Datasets for Depression Modeling in Social Media: An Overview
Ana-Maria Bucur, Andreea-Codrina Moldovan, Krutika Parvatikar, Marcos Zampieri, Ashiqur R. KhudaBukhsh, Liviu P. Dinu
TL;DR
The paper addresses the challenge of locating and maintaining accessible depression-related datasets derived from social media amid shifting platform policies. It performs a systematic literature review (2019–2024) and compiles 59 data collections, complementing 310 identified papers, to provide a current, up-to-date dataset resource. It reveals that LT-EDI/DepSign, eRisk, and CLPsych datasets dominate benchmarks and discusses annotation strategies, data availability, and reliability concerns. The work offers a continuously updated resource to support interdisciplinary research, while outlining limitations, ethical considerations, and directions for future work, including non-English data expansion and multi-task learning approaches.
Abstract
Depression is the most common mental health disorder, and its prevalence increased during the COVID-19 pandemic.

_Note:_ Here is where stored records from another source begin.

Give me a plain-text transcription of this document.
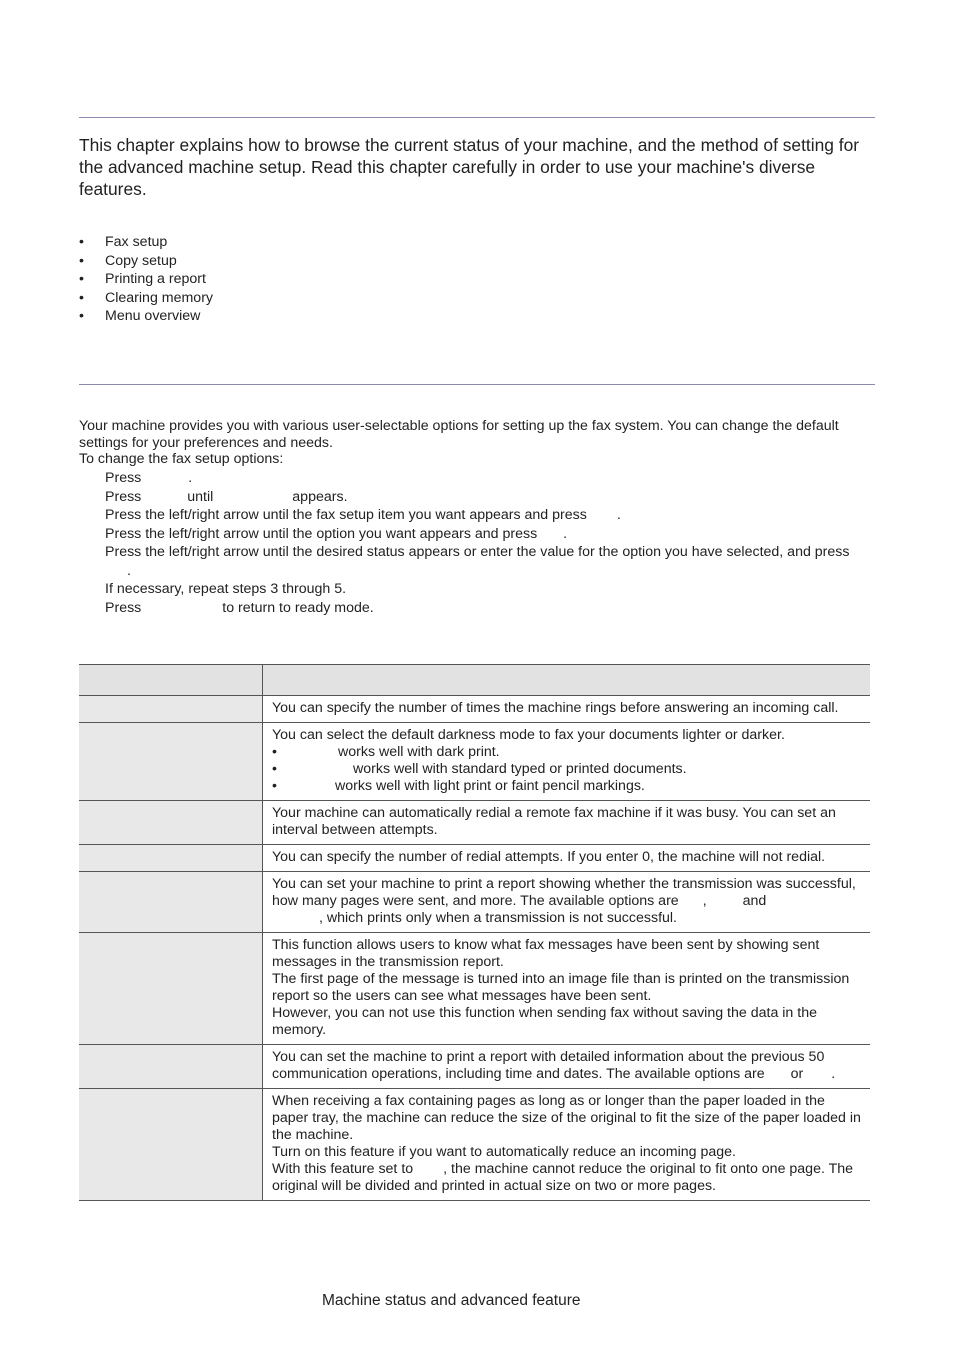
This chapter explains how to browse the current status of your machine, and the method of setting for the advanced machine setup. Read this chapter carefully in order to use your machine's diverse features.
• Fax setup
• Copy setup
• Printing a report
• Clearing memory
• Menu overview
Your machine provides you with various user-selectable options for setting up the fax system. You can change the default settings for your preferences and needs.
To change the fax setup options:
Press	.
Press	until	appears.
Press the left/right arrow until the fax setup item you want appears and press .
Press the left/right arrow until the option you want appears and press .
Press the left/right arrow until the desired status appears or enter the value for the option you have selected, and press
.
If necessary, repeat steps 3 through 5.
Press	to return to ready mode.

	You can specify the number of times the machine rings before answering an incoming call.

	You can select the default darkness mode to fax your documents lighter or darker.
• works well with dark print.
• works well with standard typed or printed documents.
• works well with light print or faint pencil markings.

	Your machine can automatically redial a remote fax machine if it was busy. You can set an interval between attempts.
	You can specify the number of redial attempts. If you enter 0, the machine will not redial.
	You can set your machine to print a report showing whether the transmission was successful, how many pages were sent, and more. The available options are , and
, which prints only when a transmission is not successful.

	This function allows users to know what fax messages have been sent by showing sent messages in the transmission report.
The first page of the message is turned into an image file than is printed on the transmission report so the users can see what messages have been sent.
However, you can not use this function when sending fax without saving the data in the memory.

	You can set the machine to print a report with detailed information about the previous 50 communication operations, including time and dates. The available options are or .

	When receiving a fax containing pages as long as or longer than the paper loaded in the paper tray, the machine can reduce the size of the original to fit the size of the paper loaded in the machine.
Turn on this feature if you want to automatically reduce an incoming page.
With this feature set to , the machine cannot reduce the original to fit onto one page. The original will be divided and printed in actual size on two or more pages.
Machine status and advanced feature
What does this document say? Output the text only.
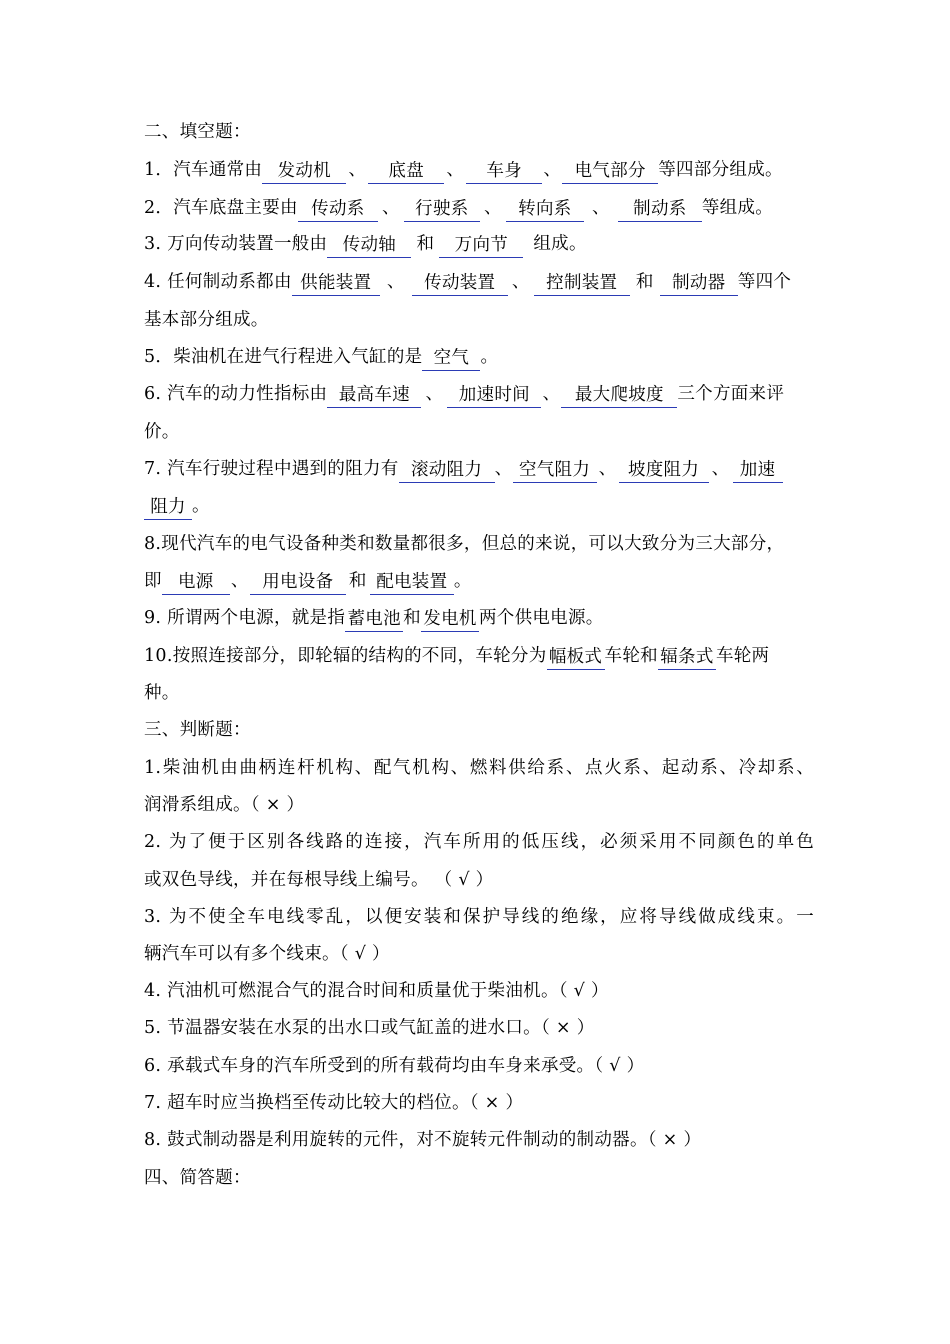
二、填空题：
1．汽车通常由 发动机 、 底盘 、 车身 、 电气部分 等四部分组成。
2．汽车底盘主要由 传动系 、 行驶系 、 转向系 、 制动系 等组成。
3. 万向传动装置一般由 传动轴 和 万向节 组成。
4. 任何制动系都由 供能装置 、 传动装置 、 控制装置 和 制动器 等四个
基本部分组成。
5．柴油机在进气行程进入气缸的是 空气 。
6. 汽车的动力性指标由 最高车速 、 加速时间 、 最大爬坡度 三个方面来评
价。
7. 汽车行驶过程中遇到的阻力有 滚动阻力 、 空气阻力 、 坡度阻力 、 加速
阻力 。
8.现代汽车的电气设备种类和数量都很多，但总的来说，可以大致分为三大部分，
即 电源 、 用电设备 和 配电装置 。
9. 所谓两个电源，就是指 蓄电池 和 发电机 两个供电电源。
10.按照连接部分，即轮辐的结构的不同，车轮分为 幅板式 车轮和 辐条式 车轮两
种。
三、判断题：
1.柴油机由曲柄连杆机构、配气机构、燃料供给系、点火系、起动系、冷却系、
润滑系组成。（ × ）
2. 为了便于区别各线路的连接，汽车所用的低压线，必须采用不同颜色的单色
或双色导线，并在每根导线上编号。 （ √ ）
3. 为不使全车电线零乱，以便安装和保护导线的绝缘，应将导线做成线束。一
辆汽车可以有多个线束。（ √ ）
4. 汽油机可燃混合气的混合时间和质量优于柴油机。（ √ ）
5. 节温器安装在水泵的出水口或气缸盖的进水口。（ × ）
6. 承载式车身的汽车所受到的所有载荷均由车身来承受。（ √ ）
7. 超车时应当换档至传动比较大的档位。（ × ）
8. 鼓式制动器是利用旋转的元件，对不旋转元件制动的制动器。（ × ）
四、简答题：
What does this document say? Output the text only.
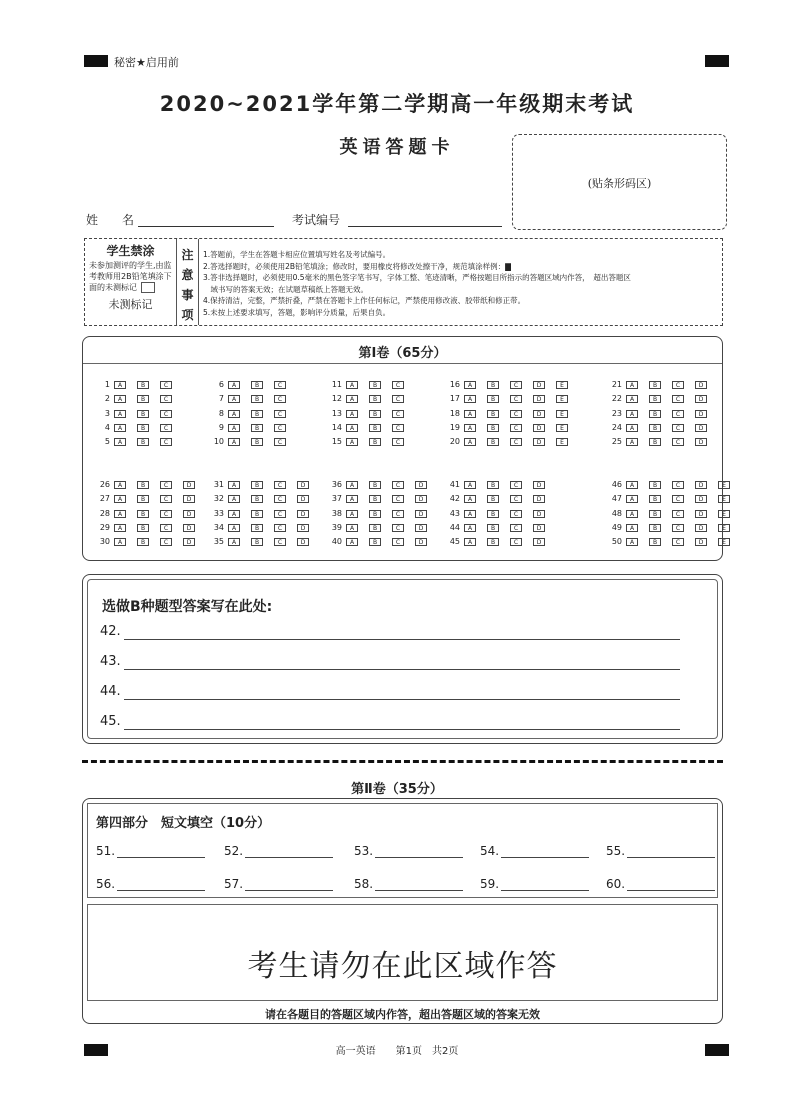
秘密★启用前
2020~2021学年第二学期高一年级期末考试
英语答题卡
(贴条形码区)
姓　　名	考试编号
学生禁涂
未参加测评的学生,由监考教师用2B铅笔填涂下面的未测标记
未测标记
注
意
事
项
1.答题前，学生在答题卡相应位置填写姓名及考试编号。
2.答选择题时，必须使用2B铅笔填涂；修改时，要用橡皮将修改处擦干净，规范填涂样例：▇
3.答非选择题时，必须使用0.5毫米的黑色签字笔书写，字体工整、笔迹清晰，严格按题目所指示的答题区域内作答，　超出答题区
　域书写的答案无效；在试题草稿纸上答题无效。
4.保持清洁，完整，严禁折叠，严禁在答题卡上作任何标记，严禁使用修改液、胶带纸和修正带。
5.未按上述要求填写，答题，影响评分质量，后果自负。
第Ⅰ卷（65分）
1 A	B	C
2 A	B	C
3 A	B	C
4 A	B	C
5 A	B	C
6 A	B	C
7 A	B	C
8 A	B	C
9 A	B	C
10 A	B	C
11 A	B	C
12 A	B	C
13 A	B	C
14 A	B	C
15 A	B	C
16 A	B	C	D	E
17 A	B	C	D	E
18 A	B	C	D	E
19 A	B	C	D	E
20 A	B	C	D	E
21 A	B	C	D
22 A	B	C	D
23 A	B	C	D
24 A	B	C	D
25 A	B	C	D
26 A	B	C	D
27 A	B	C	D
28 A	B	C	D
29 A	B	C	D
30 A	B	C	D
31 A	B	C	D
32 A	B	C	D
33 A	B	C	D
34 A	B	C	D
35 A	B	C	D
36 A	B	C	D
37 A	B	C	D
38 A	B	C	D
39 A	B	C	D
40 A	B	C	D
41 A	B	C	D
42 A	B	C	D
43 A	B	C	D
44 A	B	C	D
45 A	B	C	D
46 A	B	C	D	E
47 A	B	C	D	E
48 A	B	C	D	E
49 A	B	C	D	E
50 A	B	C	D	E
选做B种题型答案写在此处:
42.
43.
44.
45.
第Ⅱ卷（35分）
第四部分　短文填空（10分）
51.	52.	53.	54.	55.
56.	57.	58.	59.	60.
考生请勿在此区域作答
请在各题目的答题区域内作答，超出答题区域的答案无效
高一英语　　第1页　共2页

As one of the most extensively researched psychological conditions, recent research has increasingly focused on leveraging social media data to enhance traditional methods of depression screening. This paper addresses the growing interest in interdisciplinary research on depression, and aims to support early-career researchers by providing a comprehensive and up-to-date list of datasets for analyzing and predicting depression through social media data. We present an overview of datasets published between 2019 and 2024. We also make the comprehensive list of datasets available online as a continuously updated resource, with the hope that it will facilitate further interdisciplinary research into the linguistic expressions of depression on social media.